Measuring Quality of Life and Function During Early Recovery in Adults with Traumatic Spinal Cord Injury
Background: Traumatic spinal cord injury (SCI) is a tragic, life-altering event that can result in varying levels of handicap and disability. Recent initiatives have encouraged the use of patient-reported outcome measures to assess quality of life (QoL) alongside function in the SCI population. Given that most SCI research is conducted in the chronic population, little is known about the relationship between QoL and function throughout rehabilitation.
Purpose: The purpose of this research is to explore the relationship between measurements of QoL and function in adults with traumatic SCI during the early phase of recovery.
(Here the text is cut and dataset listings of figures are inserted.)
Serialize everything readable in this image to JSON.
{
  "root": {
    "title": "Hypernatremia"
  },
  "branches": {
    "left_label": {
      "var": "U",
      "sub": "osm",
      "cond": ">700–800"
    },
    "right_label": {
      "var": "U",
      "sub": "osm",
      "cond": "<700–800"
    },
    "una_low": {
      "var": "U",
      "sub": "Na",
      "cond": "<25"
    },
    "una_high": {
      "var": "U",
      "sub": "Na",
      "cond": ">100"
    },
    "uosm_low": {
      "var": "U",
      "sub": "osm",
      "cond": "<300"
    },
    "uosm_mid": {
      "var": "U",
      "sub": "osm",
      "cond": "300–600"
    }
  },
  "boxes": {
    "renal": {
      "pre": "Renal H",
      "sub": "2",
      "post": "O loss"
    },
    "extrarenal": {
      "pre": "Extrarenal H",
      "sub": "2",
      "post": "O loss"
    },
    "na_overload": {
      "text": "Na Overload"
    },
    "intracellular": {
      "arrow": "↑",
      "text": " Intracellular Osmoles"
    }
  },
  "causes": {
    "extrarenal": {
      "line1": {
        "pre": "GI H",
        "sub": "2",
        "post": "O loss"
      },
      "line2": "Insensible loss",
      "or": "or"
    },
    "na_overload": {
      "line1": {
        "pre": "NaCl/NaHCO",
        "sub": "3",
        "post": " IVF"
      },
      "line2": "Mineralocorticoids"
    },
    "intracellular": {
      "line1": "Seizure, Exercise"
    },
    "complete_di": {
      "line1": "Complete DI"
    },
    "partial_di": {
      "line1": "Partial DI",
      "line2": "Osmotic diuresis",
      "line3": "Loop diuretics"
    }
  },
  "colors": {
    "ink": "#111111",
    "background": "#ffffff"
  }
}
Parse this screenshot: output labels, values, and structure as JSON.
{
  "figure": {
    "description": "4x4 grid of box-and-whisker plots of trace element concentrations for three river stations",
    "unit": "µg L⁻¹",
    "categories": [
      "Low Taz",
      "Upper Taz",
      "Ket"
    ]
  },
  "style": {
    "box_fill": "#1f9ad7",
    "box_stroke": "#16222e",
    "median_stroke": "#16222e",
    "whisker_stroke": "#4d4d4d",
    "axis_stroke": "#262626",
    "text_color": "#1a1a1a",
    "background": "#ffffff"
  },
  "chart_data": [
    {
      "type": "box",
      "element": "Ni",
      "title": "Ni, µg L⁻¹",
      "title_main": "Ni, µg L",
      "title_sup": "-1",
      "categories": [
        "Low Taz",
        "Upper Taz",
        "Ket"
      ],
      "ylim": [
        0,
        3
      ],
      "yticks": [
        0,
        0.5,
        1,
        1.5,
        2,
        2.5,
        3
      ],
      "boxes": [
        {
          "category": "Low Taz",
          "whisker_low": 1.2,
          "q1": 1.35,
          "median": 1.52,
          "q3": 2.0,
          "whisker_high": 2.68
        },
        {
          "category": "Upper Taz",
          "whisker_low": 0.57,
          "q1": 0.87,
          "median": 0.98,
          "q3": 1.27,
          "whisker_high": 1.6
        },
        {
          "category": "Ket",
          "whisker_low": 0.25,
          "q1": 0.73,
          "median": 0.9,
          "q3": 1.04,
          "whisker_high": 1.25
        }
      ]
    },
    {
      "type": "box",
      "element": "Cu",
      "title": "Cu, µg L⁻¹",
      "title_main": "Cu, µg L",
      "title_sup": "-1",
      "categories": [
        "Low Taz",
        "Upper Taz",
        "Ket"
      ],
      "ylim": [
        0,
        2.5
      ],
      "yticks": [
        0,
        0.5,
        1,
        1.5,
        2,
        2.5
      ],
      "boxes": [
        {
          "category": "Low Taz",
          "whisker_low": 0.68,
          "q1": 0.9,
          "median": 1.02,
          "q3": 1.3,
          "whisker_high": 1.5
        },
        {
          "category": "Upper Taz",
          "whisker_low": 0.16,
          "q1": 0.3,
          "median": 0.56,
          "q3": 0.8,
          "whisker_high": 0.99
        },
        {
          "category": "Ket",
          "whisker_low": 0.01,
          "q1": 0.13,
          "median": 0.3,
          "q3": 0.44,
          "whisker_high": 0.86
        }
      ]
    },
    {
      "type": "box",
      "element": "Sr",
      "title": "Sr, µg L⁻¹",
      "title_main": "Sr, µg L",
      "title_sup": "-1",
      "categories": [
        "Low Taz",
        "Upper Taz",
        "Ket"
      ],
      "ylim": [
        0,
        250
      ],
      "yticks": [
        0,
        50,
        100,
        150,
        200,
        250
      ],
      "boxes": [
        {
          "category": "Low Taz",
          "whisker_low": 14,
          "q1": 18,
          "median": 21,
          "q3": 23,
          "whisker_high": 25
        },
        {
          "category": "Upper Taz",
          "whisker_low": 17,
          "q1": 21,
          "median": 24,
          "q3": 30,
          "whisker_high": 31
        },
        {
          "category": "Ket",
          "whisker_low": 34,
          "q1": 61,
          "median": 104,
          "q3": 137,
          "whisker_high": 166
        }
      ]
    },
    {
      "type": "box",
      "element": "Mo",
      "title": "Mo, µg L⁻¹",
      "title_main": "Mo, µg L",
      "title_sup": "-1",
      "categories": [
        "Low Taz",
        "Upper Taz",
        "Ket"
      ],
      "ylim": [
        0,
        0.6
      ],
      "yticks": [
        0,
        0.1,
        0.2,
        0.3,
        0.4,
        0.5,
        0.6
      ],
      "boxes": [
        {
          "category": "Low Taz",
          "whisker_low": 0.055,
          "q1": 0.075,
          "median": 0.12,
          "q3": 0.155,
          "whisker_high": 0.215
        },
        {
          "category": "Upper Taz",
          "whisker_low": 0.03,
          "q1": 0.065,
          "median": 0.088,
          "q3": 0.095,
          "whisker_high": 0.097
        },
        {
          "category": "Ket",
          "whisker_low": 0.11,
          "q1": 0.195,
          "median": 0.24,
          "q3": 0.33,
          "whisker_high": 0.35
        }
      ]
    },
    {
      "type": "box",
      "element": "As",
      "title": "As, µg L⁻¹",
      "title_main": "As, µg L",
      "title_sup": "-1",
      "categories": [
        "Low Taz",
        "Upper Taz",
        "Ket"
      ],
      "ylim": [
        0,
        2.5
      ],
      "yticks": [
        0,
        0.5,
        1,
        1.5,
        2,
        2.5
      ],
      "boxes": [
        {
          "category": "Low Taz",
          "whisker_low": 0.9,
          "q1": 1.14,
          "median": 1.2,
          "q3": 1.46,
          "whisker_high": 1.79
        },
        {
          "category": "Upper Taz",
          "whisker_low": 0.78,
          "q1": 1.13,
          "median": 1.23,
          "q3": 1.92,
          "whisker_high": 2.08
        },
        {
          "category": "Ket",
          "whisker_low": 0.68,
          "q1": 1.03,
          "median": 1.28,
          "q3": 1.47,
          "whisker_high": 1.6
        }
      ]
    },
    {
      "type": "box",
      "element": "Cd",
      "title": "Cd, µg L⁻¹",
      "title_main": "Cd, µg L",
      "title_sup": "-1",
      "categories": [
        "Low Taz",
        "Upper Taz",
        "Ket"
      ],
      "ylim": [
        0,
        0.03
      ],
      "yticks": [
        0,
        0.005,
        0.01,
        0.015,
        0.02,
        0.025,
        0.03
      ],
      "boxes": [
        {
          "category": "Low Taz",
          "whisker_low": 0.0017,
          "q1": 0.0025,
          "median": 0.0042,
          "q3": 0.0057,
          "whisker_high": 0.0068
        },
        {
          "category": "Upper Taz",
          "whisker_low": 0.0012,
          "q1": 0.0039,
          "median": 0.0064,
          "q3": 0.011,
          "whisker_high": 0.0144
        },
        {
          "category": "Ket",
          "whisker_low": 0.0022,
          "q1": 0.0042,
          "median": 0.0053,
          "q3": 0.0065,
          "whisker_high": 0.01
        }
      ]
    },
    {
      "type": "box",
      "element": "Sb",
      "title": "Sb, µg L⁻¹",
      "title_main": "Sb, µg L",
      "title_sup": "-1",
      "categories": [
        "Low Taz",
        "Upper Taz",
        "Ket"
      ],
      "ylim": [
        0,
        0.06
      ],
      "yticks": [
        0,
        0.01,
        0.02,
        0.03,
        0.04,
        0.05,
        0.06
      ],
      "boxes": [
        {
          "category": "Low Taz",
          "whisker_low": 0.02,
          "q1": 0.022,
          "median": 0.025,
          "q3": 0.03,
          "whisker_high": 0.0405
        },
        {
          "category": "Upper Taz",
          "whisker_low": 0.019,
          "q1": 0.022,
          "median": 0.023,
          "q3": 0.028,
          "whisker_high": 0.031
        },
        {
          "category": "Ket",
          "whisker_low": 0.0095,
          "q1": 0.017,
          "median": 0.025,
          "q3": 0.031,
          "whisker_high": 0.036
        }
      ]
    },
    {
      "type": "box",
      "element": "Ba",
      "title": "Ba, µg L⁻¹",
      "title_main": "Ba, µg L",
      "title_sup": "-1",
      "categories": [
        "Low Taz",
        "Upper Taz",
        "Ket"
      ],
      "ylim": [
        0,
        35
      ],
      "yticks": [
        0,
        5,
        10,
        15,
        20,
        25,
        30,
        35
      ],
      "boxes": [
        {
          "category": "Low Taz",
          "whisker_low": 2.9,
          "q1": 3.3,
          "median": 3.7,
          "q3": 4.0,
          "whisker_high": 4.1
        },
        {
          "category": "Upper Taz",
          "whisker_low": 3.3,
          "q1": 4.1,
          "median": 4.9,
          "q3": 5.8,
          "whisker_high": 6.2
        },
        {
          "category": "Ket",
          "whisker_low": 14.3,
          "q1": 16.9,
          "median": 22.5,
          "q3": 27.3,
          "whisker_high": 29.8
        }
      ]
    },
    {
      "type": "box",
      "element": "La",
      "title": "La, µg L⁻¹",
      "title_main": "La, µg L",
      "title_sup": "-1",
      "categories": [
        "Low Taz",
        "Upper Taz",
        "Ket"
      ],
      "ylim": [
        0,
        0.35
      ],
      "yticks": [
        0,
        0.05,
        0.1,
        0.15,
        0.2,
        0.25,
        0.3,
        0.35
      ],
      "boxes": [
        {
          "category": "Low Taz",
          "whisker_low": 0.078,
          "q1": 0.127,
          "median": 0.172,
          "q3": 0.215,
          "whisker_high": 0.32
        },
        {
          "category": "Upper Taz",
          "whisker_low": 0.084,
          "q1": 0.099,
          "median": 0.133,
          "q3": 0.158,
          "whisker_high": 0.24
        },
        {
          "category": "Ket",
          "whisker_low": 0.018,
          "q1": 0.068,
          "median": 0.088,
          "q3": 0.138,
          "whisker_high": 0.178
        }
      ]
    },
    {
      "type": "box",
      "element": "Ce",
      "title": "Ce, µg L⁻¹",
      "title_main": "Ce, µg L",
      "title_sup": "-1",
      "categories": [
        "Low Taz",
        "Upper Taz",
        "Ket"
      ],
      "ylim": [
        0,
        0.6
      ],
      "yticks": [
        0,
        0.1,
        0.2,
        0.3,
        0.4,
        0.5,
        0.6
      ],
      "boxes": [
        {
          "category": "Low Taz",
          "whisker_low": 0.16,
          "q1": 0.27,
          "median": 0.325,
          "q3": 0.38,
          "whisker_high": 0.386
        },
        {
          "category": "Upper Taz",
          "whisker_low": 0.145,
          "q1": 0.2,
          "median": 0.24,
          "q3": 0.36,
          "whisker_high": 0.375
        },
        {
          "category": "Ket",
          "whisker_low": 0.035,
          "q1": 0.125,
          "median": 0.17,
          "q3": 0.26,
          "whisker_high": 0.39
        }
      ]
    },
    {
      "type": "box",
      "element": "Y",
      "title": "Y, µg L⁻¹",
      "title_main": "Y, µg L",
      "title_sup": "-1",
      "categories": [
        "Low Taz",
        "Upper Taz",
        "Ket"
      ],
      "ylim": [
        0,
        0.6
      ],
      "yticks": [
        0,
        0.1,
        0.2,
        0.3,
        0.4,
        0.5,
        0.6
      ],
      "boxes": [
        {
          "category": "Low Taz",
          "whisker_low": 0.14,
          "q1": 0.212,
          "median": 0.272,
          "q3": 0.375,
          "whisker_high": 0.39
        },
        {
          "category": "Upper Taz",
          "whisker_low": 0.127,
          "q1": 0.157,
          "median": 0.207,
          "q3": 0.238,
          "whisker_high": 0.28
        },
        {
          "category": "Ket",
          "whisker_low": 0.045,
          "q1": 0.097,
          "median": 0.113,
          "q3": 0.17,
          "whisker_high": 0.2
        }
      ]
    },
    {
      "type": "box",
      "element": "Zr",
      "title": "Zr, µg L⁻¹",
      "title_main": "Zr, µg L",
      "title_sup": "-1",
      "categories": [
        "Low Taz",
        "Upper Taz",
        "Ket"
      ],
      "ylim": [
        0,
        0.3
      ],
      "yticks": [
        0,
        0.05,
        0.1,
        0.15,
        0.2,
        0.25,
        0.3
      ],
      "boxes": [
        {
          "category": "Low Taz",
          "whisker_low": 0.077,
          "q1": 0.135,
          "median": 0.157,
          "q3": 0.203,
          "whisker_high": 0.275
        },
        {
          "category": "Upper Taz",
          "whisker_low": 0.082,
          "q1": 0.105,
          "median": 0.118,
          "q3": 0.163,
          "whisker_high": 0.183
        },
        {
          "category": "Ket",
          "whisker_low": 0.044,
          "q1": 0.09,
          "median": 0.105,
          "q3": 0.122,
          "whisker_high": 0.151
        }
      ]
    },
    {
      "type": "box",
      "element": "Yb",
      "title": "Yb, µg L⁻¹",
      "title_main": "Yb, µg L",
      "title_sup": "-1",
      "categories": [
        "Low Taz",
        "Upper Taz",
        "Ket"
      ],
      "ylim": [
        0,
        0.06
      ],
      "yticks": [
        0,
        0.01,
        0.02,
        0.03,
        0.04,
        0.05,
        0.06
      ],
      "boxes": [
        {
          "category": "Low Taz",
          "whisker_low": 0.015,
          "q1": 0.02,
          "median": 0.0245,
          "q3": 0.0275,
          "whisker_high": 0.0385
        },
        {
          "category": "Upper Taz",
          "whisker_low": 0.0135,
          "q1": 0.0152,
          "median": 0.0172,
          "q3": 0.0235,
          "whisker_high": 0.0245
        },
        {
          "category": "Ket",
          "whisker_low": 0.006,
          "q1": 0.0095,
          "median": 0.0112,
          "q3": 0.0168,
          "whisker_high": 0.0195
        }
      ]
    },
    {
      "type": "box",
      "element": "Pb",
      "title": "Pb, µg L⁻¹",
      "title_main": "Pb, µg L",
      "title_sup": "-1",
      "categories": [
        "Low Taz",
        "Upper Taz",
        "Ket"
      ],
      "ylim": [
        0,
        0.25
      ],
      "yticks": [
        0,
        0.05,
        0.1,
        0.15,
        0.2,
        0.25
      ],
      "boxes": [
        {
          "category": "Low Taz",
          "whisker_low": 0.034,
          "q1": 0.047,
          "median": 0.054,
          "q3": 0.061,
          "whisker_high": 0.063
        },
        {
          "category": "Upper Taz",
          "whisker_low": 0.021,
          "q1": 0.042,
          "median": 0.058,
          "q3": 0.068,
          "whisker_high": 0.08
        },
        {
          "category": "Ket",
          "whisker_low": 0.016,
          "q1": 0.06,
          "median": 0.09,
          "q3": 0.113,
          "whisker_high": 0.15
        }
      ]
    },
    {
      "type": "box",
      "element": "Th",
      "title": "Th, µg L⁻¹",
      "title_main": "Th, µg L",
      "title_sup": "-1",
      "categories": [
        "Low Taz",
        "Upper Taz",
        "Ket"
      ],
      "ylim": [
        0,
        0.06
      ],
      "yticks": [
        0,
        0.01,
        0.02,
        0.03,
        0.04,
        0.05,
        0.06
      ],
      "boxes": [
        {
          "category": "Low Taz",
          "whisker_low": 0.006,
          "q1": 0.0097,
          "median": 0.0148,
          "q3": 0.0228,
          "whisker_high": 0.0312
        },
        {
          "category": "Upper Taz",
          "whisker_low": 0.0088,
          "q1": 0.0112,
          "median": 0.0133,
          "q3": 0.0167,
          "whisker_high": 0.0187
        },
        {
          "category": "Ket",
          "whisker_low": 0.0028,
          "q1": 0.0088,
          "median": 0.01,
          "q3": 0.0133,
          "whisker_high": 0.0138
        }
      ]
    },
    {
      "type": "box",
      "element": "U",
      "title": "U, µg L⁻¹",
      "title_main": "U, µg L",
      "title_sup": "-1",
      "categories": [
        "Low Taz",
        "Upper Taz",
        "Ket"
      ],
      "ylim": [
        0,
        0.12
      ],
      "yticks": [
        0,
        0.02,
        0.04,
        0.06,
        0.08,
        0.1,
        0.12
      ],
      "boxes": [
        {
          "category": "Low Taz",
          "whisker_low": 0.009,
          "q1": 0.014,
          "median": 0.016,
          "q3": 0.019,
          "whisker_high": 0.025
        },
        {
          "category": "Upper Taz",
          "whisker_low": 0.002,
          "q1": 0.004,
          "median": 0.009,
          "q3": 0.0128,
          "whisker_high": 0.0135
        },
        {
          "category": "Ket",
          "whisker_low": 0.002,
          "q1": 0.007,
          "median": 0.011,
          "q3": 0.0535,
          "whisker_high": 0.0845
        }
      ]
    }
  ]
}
Methods: This dissertation study is an analysis of data from the ongoing prospective cohort study called Transforming Research and Clinical Knowledge in SCI (TRACK-SCI). Adult participants admitted with an acute traumatic SCI from December 2017 to October 2020 were eligible for this analysis (N=114). We explored associations between functional independence, health-related QoL, and overall QoL across two timepoints within the first year post-SCI. Functional independence was measured using the Spinal Cord Independence Measure III (SCIM-III), health-related QoL was measured using 11 Neuro-QoL Measurement System short forms, and overall QoL was measured using the International SCI QoL Basic Data Set (ISCI-QoL).
Results: We found that the most amount of variance in overall QoL was explained by the Neuro-QoL Mental Health domain (R2=0.43), followed by the Social Health domain (R2=0.38). In a backwards stepwise regression model, the only health-related QoL measures that maintained significance with overall QoL at 6-12 months post-SCI were Depression and Satisfaction with Social Roles/Activities (R2=0.46). Overall QoL was not significantly associated with baseline injury severity, functional independence, or physical function health-related QoL.
Conclusion: This early dissertation research suggests that depression and satisfaction with social roles might be more important than measures of physical function in predicting overall QoL during the early recovery phase after SCI.